Who was Jesus?: A Critique of the New Testament Record by Wells George Albert
Author:Wells, George Albert [Wells, George Albert]
Language: eng
Format: mobi, epub
ISBN: 9780812698688
Publisher: Open Court
Published: 2013-11-30T16:00:00+00:00
c. Activity in Jerusalem
Mark follows Jesus’s triumphal entry into Jerusalem with his cursing of a fig tree for not supplying him with figs, even though “it was not the season for figs” (11:13). Was Jesus a child who would kick an object that offended him? For Haenchen (p. 382), the story is of interest as illustrating that even the gospel passion narratives are not lacking legendary features. A little later, Mark reports that the next day the tree was seen to be withered (11:20–24), and this gives occasion for Jesus to laud faith, saying that it can even move mountains. At 1 Corinthians 13:2 Paul mentions faith sufficient to remove mountains, but does not suggest that Jesus ever spoke on such lines. But faith was so important to early Christianity that it will have been natural to invent a story in which he inculcates it. The occasion for the legend may have been some prominent withered fig tree near Jerusalem which invited an account of how it came to be in this state. If the story was not originally set at Passover, the words “it was not the season for figs” will not have formed part of it. But as Mark makes Jesus come to Jerusalem on one occasion only, and at Passover, he will have seen fit to add them.

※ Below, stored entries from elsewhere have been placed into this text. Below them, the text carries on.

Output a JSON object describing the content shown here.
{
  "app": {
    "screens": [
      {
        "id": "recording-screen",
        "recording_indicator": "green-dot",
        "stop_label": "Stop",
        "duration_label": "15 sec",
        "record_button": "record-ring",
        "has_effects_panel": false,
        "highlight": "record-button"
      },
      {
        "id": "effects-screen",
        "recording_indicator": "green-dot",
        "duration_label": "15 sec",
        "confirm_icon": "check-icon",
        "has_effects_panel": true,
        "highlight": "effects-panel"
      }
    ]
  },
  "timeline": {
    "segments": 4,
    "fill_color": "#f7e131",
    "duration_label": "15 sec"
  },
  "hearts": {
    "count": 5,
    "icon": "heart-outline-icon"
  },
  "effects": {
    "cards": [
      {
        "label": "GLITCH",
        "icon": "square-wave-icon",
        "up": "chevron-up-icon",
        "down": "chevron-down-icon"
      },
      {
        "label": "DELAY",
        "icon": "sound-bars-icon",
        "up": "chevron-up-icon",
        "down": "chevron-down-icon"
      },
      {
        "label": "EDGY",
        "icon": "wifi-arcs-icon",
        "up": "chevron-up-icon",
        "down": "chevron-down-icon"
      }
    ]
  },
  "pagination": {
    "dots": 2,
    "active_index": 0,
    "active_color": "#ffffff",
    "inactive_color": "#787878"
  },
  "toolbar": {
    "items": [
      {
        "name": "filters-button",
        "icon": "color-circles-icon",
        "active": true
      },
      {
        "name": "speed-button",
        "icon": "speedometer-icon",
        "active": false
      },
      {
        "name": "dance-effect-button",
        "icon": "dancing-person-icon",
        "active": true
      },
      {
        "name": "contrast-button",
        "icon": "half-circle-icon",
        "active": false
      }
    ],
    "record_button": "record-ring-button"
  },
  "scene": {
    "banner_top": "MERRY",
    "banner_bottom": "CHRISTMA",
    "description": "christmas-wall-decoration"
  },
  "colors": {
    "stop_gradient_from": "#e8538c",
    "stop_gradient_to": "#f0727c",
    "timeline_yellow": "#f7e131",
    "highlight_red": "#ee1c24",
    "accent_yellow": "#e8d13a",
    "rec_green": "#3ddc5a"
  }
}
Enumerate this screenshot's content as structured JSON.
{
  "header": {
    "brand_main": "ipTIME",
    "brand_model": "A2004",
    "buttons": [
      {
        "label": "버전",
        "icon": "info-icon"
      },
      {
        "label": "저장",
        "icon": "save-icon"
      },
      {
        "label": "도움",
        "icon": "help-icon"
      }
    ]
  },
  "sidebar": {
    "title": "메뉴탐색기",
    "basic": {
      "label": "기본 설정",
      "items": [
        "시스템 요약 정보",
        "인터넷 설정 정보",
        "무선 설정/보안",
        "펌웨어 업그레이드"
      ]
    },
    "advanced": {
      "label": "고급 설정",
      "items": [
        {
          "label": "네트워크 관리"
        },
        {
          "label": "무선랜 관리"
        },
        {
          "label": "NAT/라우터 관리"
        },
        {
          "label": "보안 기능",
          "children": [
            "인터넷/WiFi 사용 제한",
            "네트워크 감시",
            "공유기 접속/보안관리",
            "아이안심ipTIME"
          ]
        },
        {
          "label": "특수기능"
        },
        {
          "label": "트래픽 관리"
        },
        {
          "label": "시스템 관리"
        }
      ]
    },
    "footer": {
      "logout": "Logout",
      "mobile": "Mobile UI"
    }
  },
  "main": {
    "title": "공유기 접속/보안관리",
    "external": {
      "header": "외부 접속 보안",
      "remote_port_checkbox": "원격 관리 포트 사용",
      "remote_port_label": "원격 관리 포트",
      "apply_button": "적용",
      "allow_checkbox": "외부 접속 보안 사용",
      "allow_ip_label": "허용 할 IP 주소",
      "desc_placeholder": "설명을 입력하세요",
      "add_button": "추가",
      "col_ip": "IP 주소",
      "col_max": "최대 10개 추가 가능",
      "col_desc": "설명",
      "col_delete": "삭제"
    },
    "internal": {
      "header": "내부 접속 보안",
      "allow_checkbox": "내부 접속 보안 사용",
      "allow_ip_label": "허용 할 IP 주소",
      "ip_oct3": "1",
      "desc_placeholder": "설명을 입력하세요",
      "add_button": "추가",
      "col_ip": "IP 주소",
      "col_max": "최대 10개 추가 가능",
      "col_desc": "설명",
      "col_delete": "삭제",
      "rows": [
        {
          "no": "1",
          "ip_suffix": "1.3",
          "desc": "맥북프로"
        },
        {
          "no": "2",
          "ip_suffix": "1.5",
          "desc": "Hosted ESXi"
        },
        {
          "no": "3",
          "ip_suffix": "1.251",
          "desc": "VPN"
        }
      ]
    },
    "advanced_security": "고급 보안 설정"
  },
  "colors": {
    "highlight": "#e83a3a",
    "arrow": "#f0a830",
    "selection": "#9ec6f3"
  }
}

In between the cursing of the tree and the report of its having withered Mark places Jesus’s so-called cleansing of the temple, on which I have commented elsewhere.6 Luke did not much like this act of violence and at 19:45 deleted Mark’s statements (11:15–16) that Jesus “overthrew the tables of the moneychangers, and the seats of them that sold the doves; and he would not suffer that any man should carry a vessel through the temple”. Luke’s Jesus is here said only to have “cast out them that sold” (not, as in Mark, both “them that sold and them that bought in the temple”). According to Mark 11:18 it was this event which made “the chief priests and the scribes” seek “how they might destroy him”. Luke, having all but eliminated Jesus’s violence, attributes their hostility to dislike of his teaching. In the fourth gospel the whole incident is placed at the beginning of his ministry (2:13–22) and has no outward consequences.
In Mark’s next incident after Jesus’s words about faith he is “walking in the temple” (11:27)—the day after his violent behaviour in it. If it is difficult to believe that the temple authorities permitted such violence, it is even harder to accept that they would have allowed the perpetrator to walk unimpeded in the temple area so soon afterwards. The incident introduced in this way may, then, like so many others in Mark (cf. above, p. 12), represent a tradition that was independent of the setting here given to it. It consists of a challenge from the “chief priests and the scribes and the elders” in the form of the question: “By what authority doest thou these things?” ‘These things’ cannot refer to his walking about in the temple.